As part of his changes, Penney on Monday announced that it has hired two of Johnson's former Apple colleagues. Daniel Walker, former chief talent officer at Apple, will start on Wednesday as Penney's chief talent officer, who will start Wednesday. And Michael Kramer, former president and CEO at Kellwood Co. who also worked at Apple, will be the company's chief operating officer, effective Dec. 5. That follows Penney's move last month to hire Target's top marketing executive Michael Francis as the company's new president.
Johnson and his revamped management team have a big task ahead of them.
Penney has closed stores outlets and a call center and discontinued its catalog business, while its middle-class customers have cut back on spending as they face high unemployment and higher costs for household goods. Penney's revenue at stores opened at least a year - an indicator of a retailer's health - fell 1.6 percent during the third quarter.

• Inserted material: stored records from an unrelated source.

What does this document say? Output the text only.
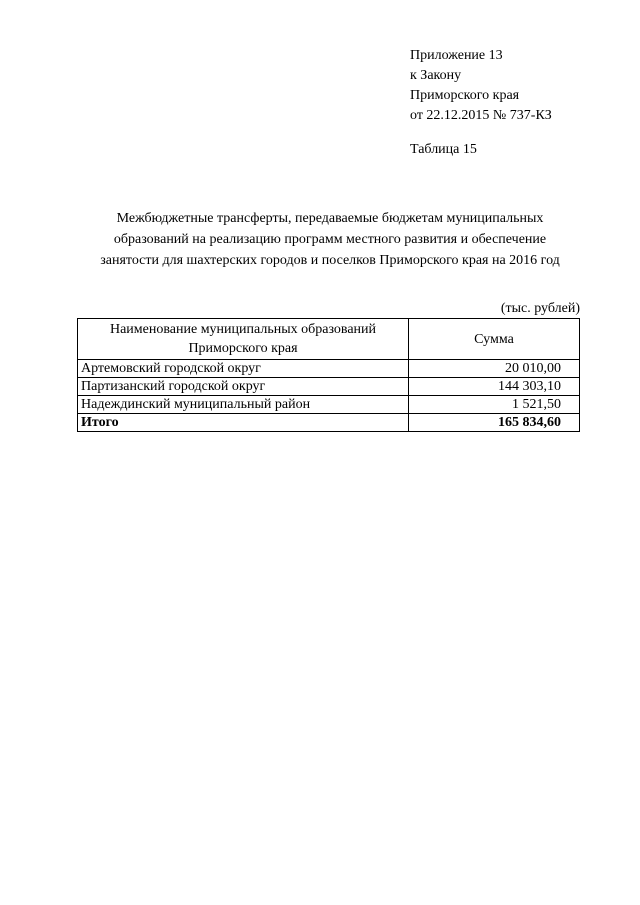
Приложение 13
к Закону
Приморского края
от 22.12.2015 № 737-КЗ
Таблица 15
Межбюджетные трансферты, передаваемые бюджетам муниципальных
образований на реализацию программ местного развития и обеспечение
занятости для шахтерских городов и поселков Приморского края на 2016 год
(тыс. рублей)
Наименование муниципальных образований
Приморского края	Сумма
Артемовский городской округ	20 010,00
Партизанский городской округ	144 303,10
Надеждинский муниципальный район	1 521,50
Итого	165 834,60
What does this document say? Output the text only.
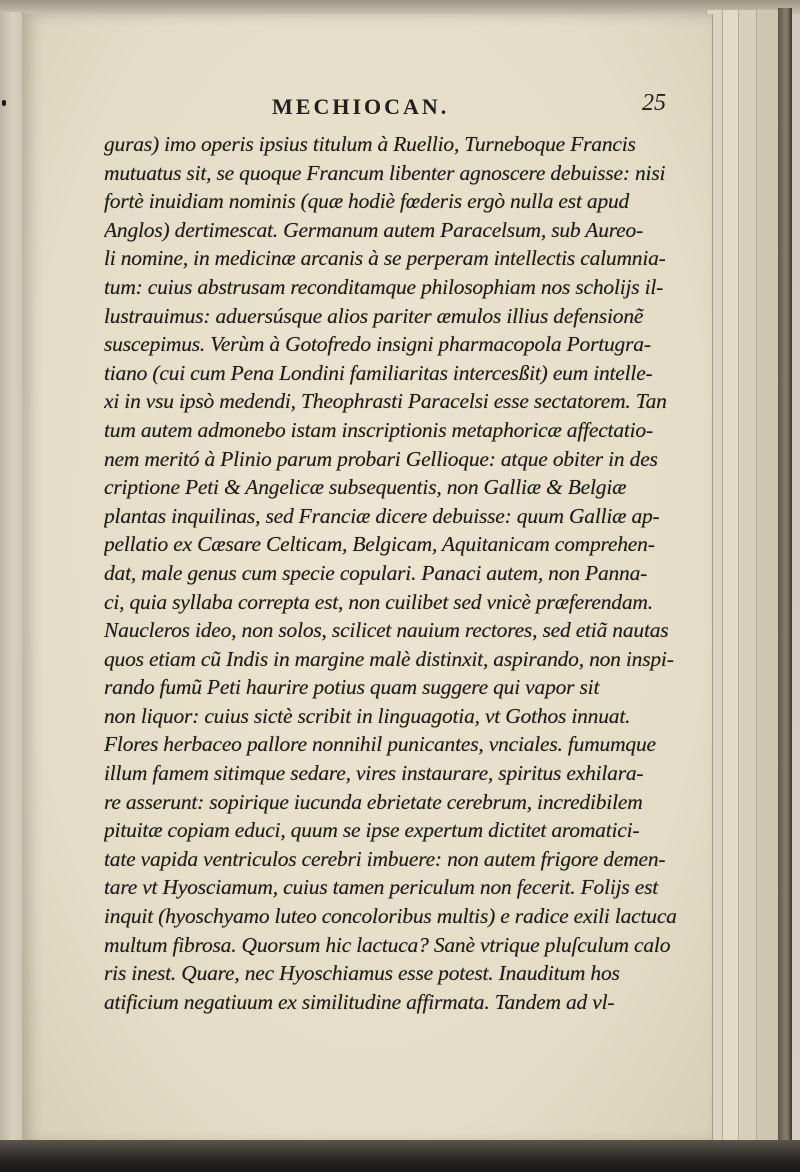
MECHIOCAN.	25
guras) imo operis ipsius titulum à Ruellio, Turneboque Francis
mutuatus sit, se quoque Francum libenter agnoscere debuisse: nisi
fortè inuidiam nominis (quæ hodiè fœderis ergò nulla est apud
Anglos) dertimescat. Germanum autem Paracelsum, sub Aureo-
li nomine, in medicinæ arcanis à se perperam intellectis calumnia-
tum: cuius abstrusam reconditamque philosophiam nos scholijs il-
lustrauimus: aduersúsque alios pariter æmulos illius defensionẽ
suscepimus. Verùm à Gotofredo insigni pharmacopola Portugra-
tiano (cui cum Pena Londini familiaritas intercesßit) eum intelle-
xi in vsu ipsò medendi, Theophrasti Paracelsi esse sectatorem. Tan
tum autem admonebo istam inscriptionis metaphoricæ affectatio-
nem meritó à Plinio parum probari Gellioque: atque obiter in des
criptione Peti & Angelicæ subsequentis, non Galliæ & Belgiæ
plantas inquilinas, sed Franciæ dicere debuisse: quum Galliæ ap-
pellatio ex Cæsare Celticam, Belgicam, Aquitanicam comprehen-
dat, male genus cum specie copulari. Panaci autem, non Panna-
ci, quia syllaba correpta est, non cuilibet sed vnicè præferendam.
Naucleros ideo, non solos, scilicet nauium rectores, sed etiã nautas
quos etiam cũ Indis in margine malè distinxit, aspirando, non inspi-
rando fumũ Peti haurire potius quam suggere qui vapor sit
non liquor: cuius sictè scribit in linguagotia, vt Gothos innuat.
Flores herbaceo pallore nonnihil punicantes, vnciales. fumumque
illum famem sitimque sedare, vires instaurare, spiritus exhilara-
re asserunt: sopirique iucunda ebrietate cerebrum, incredibilem
pituitæ copiam educi, quum se ipse expertum dictitet aromatici-
tate vapida ventriculos cerebri imbuere: non autem frigore demen-
tare vt Hyosciamum, cuius tamen periculum non fecerit. Folijs est
inquit (hyoschyamo luteo concoloribus multis) e radice exili lactuca
multum fibrosa. Quorsum hic lactuca? Sanè vtrique pluſculum calo
ris inest. Quare, nec Hyoschiamus esse potest. Inauditum hos
atificium negatiuum ex similitudine affirmata. Tandem ad vl-
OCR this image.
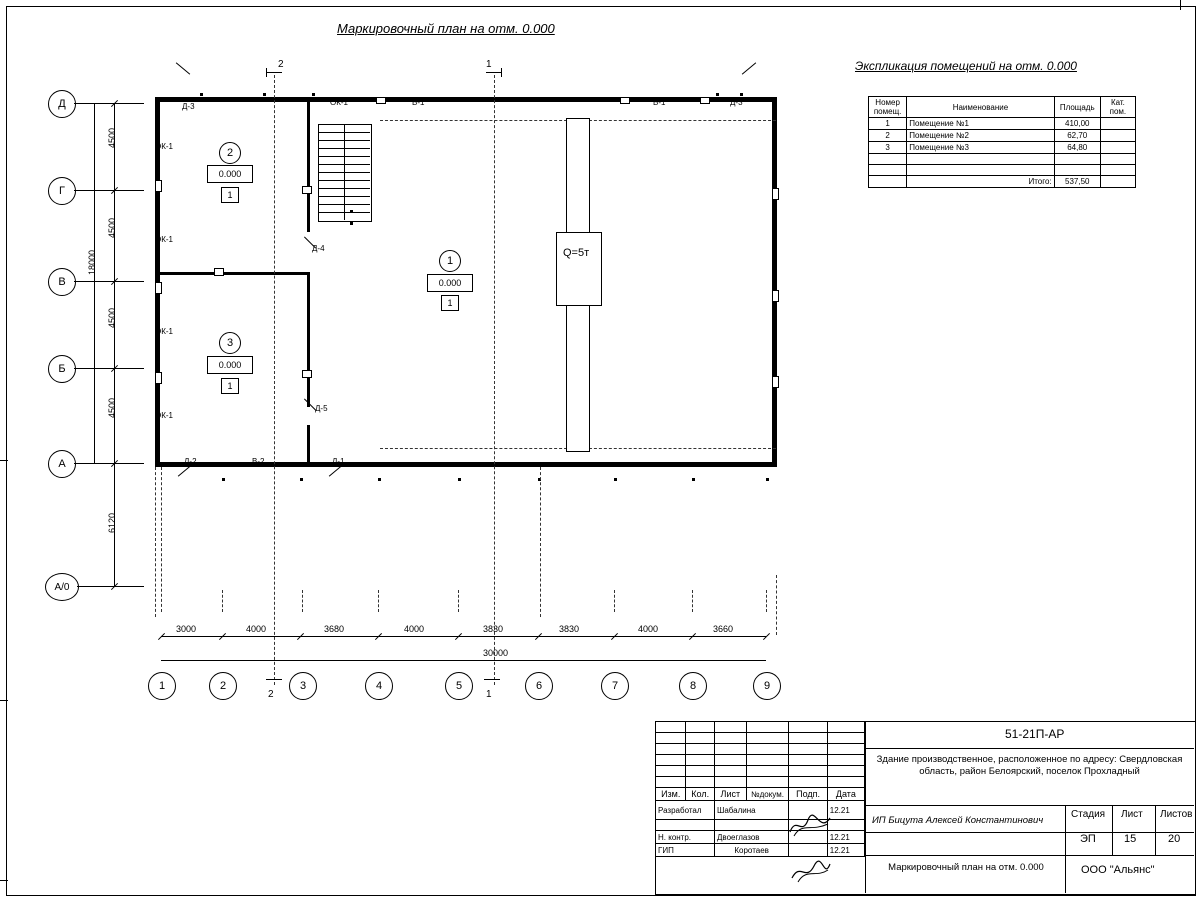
Маркировочный план на отм. 0.000
Экспликация помещений на отм. 0.000
Номер помещ.	Наименование	Площадь	Кат. пом.
1	Помещение №1	410,00	
2	Помещение №2	62,70	
3	Помещение №3	64,80	

	Итого:	537,50	
Д
Г
В
Б
А
А/0
18000
4500
4500
4500
4500
6120
Q=5т
Д-3
ОК-1
ОК-1
ОК-1
ОК-1
ОК-1	В-1	В-1	Д-3
Д-4
Д-5
Д-2	В-2	Д-1
2
0.000
1
1
0.000
1
3
0.000
1
2	1
2	1
3000	4000	3680	4000	3830	3830	4000	3660
30000
1	2	3	4	5	6	7	8	9

Изм.	Кол.	Лист	№докум.	Подп.	Дата
Разработал		Шабалина			12.21

Н. контр.		Двоеглазов			12.21
ГИП		Коротаев			12.21
51-21П-АР
Здание производственное, расположенное по адресу: Свердловская область, район Белоярский, поселок Прохладный
ИП Бицута Алексей Константинович
Маркировочный план на отм. 0.000
Стадия Лист Листов
ЭП	15	20
ООО "Альянс"
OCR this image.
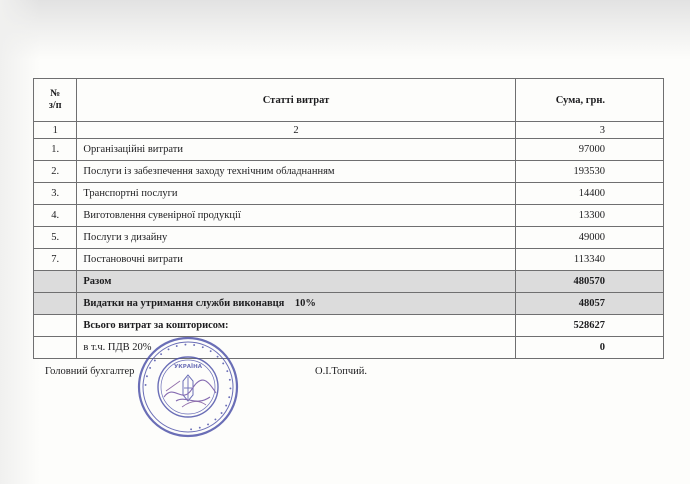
№
з/п	Статті витрат	Сума, грн.
1	2	3
1.	Організаційні витрати	97000
2.	Послуги із забезпечення заходу технічним обладнанням	193530
3.	Транспортні послуги	14400
4.	Виготовлення сувенірної продукції	13300
5.	Послуги з дизайну	49000
7.	Постановочні витрати	113340
	Разом	480570
	Видатки на утримання служби виконавця    10%	48057
	Всього витрат за кошторисом:	528627
	в т.ч. ПДВ 20%	0
Головний бухгалтер	О.І.Топчий.
• • • • • • • • • • • • • • • • • • • • • • •
УКРАЇНА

That compares with increases of 4 percent at Macy's and 2.1 percent at Kohl's for the same period.
Penney said Monday it lost $143 million, or 67 cents per share, for the three months ended Oct. 29. That compares with net income of $44 million, or 19 cents per share, in the year-ago period. The latest results include costs of $179 million, or 51 cents per share, for a voluntary early retirement program and $27 million, or 10 cents per share, related to management changes.
Adjusted earnings without the one-time items amounted to 11 cents per share, topping the 9 cents per share that analysts expected. Revenue slipped almost 5 percent to $3.98 billion from $4.19 billion largely reflecting the discontinuation of its catalog and catalog outlet business. That was in line with analysts' expectations for revenue of $4 billion.
Since Ullman became CEO in December 2004, Penney has tried to become hipper. The company added more trendy offerings, including Sephora cosmetics boutiques and lines such as Cindy Crawford Style home furnishings and MNG by Mango. And last year, it became the only U.S. retailer to sell Liz Claiborne and Claiborne women's wear when Liz Claiborne agreed to sell to Penney the domestic and international trademark rights for both its Liz Claiborne brands and the U.S. and Puerto Rico trademark rights for the Monet jewelry brand.
Ullman told analysts that Sephora and other new fashion brands have done well, but shoppers have delayed buying the humdrum basics until they need them.
"While our more affluent customers continued to respond well to J.C. Penney's attractions, the moderate customer continues to have limited discretionary spending capability, and that was apparent during the quarter," said Ullman, who will serve as executive chairman during Johnson's three-month transition into the CEO role.
Going forward, many experts have been looking for Johnson, who led Apple's retail operations, to bring some of the magic of Apple's locations to Penney's department stores. So far, Johnson hasn't said much about plans to revamp Penney's more than 1,100 department stores.
But the company, which has been forced to discount heavily to get its customers to buy during the economic downturn, has said it will launch a new pricing strategy in the spring. Johnson said the chain will reveal details of the pricing tactic as well as other strategies to analysts in late January.
"My approach will be to only talk publicly about our actions at the time we are taking them, not before," Johnson said.
For the fourth quarter, Penney expects revenue at stores opened at least a year to be between unchanged to slightly up from a year ago.
It expects earnings for the fourth quarter to be between 64 cents to 74 cents per share, including restructuring and management transition charges. Excluding these charges, earnings are expected to be in the range of $1.05 per share to $1.15 per share. Analysts expected $1.17 per share, according to Factset.
The guidance doesn't include the financial impact expected to be incurred in the fourth quarter as the company executes changes to its pricing strategies. The company said it will disclose the effect during the fourth-quarter earnings call with analysts.